Release-to-One, Release-to-All FOIA Pilot Shakes Some Journos

July 15, 2015

Are journalists hypocritical about the Freedom of Information Act (FOIA), seeking disclosure of government records when it suits their interests, but opposing disclosure when it undermines their competitive advantage?

A new pilot program has raised that issue. The so-called "Release-to-one, release-to-all" pilot program would make available to the public automatically and immediately any information released to an individual FOIA requester.

But some journalists — especially those who do long-term investigative projects which they do not want "stolen" by journalistic competitors, would rather not have their pending scoops revealed before they are ripe.

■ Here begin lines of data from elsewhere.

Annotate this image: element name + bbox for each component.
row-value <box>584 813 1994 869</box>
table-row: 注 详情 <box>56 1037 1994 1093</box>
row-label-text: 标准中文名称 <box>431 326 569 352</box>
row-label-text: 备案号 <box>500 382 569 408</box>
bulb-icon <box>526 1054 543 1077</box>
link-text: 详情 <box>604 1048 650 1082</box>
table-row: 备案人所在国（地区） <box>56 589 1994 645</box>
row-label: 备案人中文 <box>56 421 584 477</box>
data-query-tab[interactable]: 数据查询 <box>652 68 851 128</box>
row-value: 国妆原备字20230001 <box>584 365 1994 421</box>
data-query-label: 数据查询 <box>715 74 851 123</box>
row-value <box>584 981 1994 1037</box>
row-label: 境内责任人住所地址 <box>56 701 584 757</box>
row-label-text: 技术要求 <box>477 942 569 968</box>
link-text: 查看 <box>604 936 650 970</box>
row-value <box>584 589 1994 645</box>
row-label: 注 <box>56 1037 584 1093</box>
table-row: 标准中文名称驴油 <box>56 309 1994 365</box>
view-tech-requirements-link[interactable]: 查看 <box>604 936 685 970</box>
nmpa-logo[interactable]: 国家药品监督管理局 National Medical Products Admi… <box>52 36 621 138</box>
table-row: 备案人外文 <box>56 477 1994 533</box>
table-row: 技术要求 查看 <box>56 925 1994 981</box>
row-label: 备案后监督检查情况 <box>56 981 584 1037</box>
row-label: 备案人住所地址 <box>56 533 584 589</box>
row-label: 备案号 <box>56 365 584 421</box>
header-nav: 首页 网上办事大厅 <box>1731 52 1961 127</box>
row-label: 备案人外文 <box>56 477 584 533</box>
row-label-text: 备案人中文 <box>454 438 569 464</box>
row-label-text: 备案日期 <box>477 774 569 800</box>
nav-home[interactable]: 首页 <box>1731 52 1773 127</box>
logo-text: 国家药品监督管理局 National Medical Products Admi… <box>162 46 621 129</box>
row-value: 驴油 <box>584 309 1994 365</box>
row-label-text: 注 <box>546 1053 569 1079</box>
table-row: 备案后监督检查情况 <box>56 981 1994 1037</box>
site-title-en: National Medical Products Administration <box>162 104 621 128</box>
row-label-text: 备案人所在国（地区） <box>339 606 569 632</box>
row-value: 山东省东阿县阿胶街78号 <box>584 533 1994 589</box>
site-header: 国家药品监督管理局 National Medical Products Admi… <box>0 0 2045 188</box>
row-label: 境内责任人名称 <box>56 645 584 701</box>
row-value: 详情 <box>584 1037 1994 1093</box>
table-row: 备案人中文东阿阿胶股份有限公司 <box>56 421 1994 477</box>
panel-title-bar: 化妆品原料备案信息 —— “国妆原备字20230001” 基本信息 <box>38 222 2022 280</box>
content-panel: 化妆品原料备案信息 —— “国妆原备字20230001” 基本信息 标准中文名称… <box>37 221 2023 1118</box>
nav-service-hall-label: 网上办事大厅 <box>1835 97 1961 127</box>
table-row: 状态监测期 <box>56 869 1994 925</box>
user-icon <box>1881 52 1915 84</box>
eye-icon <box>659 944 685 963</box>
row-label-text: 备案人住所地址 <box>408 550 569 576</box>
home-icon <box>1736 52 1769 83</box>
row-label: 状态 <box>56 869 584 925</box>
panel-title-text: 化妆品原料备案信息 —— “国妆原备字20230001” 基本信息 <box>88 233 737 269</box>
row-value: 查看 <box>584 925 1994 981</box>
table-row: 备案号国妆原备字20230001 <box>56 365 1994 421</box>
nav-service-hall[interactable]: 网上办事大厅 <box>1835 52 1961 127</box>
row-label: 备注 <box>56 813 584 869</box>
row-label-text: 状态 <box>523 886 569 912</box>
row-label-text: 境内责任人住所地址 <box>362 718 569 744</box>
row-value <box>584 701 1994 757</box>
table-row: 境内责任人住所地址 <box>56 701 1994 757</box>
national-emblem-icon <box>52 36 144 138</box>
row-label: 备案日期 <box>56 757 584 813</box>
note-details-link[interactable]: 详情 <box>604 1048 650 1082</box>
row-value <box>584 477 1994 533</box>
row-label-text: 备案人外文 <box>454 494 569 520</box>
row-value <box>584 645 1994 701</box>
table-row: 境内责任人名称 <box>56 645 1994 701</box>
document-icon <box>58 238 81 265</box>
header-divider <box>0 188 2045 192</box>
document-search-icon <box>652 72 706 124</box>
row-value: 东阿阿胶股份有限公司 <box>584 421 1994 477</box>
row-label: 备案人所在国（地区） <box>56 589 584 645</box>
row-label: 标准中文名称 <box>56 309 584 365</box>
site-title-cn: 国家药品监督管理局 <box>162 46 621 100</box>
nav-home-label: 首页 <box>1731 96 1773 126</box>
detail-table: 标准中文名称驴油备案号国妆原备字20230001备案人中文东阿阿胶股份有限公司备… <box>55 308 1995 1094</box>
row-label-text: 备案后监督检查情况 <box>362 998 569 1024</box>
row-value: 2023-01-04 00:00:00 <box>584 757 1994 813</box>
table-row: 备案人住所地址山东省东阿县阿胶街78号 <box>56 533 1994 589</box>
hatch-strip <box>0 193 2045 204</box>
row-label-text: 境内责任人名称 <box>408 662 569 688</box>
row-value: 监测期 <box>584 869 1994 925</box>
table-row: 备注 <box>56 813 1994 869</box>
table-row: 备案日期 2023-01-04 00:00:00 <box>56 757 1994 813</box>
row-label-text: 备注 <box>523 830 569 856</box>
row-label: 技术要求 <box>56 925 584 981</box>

This is not exactly a new issue during the 49-year history of FOIA. But FOIA does encourage agencies to proactively publish a range of key documents of interest to the general public. In practice, this does not always happen at individual agencies. Individual agency FOIA request logs are already available online in some cases (and certainly available via FOIA request). Occasionally, the WatchDog has linked to them, and even more occasionally journalists have expressed misgivings.

At the instigation of the Justice Department's Office of Information Policy, which oversees federal agency FOIA policies, seven federal agencies are carrying out a six-month trial or pilot program. According to a Justice release, it is designed to "test the feasibility of posting online FOIA responses so that they are available not just to the individual requester, but to the general public as well."

The U.S. Environmental Protection Agency is one of the six carrying out the pilot program. The others are the Office of the Director of National Intelligence, the Millennium Challenge Corporation, and certain components of the Department of Defense, the Department of Homeland Security, the Department of Justice, and the National Archives and Records Administration.

Washington Post media critic Erik Wemple interviewed some journalists to get their reactions. Several said it would hurt investigations that take a long time, and remove the incentive for gumshoe journalists to do all the work of filing extensive FOIA requests for stories.

The pilot procedure has a privacy exemption for when people seek government information about themselves.